Jennifer Kahn • 2. Dezember 2021

Ende September hat sich unsere Schulgemeinschaft im Rahmen einer Solidaritätswanderung auf den Weg gemacht, die Menschen in den Flutgebieten zu unterstützen. Wie haben die Menschen vor Ort die Flutnacht erlebt? Mit welchen Herausforderungen müssen sie derzeit leben? Und was geschieht mit den Spendengeldern? Diese und andere Fragen hat Lehrerin Jennifer Kahn der Konrektorin der Grundschule Bad Neuenahr, Birgit Wittpohl, gestellt. Sie berichtet von der Situation im Ahrtal.

Wie haben Sie den Tag/die Nacht der Flut erlebt?

Birgit Wittpohl: Unsere Schulleiterin und ich sind an dem Abend tatsächlich noch hier in der Schule gewesen und haben nach dem Rechten gesehen. Da war das Hochwasser schon da, aber bei Weitem noch nicht so schlimm. Wir haben hier ja schon öfter mit Hochwasser zu tun gehabt, und da wir in dem Moment eh nichts tun konnten, sind wir dann nach Hause gefahren und haben die Situation weiter beobachtet. Da war es schon nach 22 Uhr und es hat keine Warnungen oder Ähnliches gegeben.

Wie sah es am Tag nach dem Hochwasser vor Ort aus?

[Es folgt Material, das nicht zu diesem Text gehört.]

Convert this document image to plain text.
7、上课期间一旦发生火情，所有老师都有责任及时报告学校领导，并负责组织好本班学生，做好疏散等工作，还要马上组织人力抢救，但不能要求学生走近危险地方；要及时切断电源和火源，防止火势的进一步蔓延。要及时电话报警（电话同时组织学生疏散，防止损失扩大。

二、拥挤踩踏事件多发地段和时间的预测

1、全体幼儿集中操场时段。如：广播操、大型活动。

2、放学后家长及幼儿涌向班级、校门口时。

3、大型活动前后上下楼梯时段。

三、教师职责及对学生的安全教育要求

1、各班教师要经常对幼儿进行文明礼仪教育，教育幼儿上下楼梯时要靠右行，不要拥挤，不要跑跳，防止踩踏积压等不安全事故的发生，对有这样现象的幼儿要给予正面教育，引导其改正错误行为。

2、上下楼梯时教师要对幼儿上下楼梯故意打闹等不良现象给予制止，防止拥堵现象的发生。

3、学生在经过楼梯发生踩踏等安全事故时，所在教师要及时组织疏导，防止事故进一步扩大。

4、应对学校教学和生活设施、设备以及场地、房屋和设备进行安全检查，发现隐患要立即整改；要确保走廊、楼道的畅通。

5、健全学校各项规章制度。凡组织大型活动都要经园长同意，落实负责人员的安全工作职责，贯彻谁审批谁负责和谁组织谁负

Birgit Wittpohl: Wir haben zunächst eine kurze Meldung an alle gemacht, dass die Schule ausfällt und dann haben wir uns ein Bild vor Ort gemacht. Das war erst einmal ein Schock und ziemlich katastrophal. Bei uns in der Schule stand das Wasser schon sehr hoch, aber rundherum war alles komplett verwüstet. Am Montag haben wir dann direkt mit den Aufräumarbeiten begonnen. Da haben auch sehr viele aus dem Kollegium mitgeholfen und zahlreiche freiwillige Helferinnen und Helfer. Ohne diese Hilfe wäre da sehr lange erst einmal nichts passiert. Die Behörden hier vor Ort haben sich natürlich bemüht zu helfen, doch sie waren mit der Situation natürlich auch ziemlich überfordert. Es war unheimlich anstrengend, es zu schaffen, dass am ersten Schultag nach den Ferien halbwegs normaler Unterricht möglich ist.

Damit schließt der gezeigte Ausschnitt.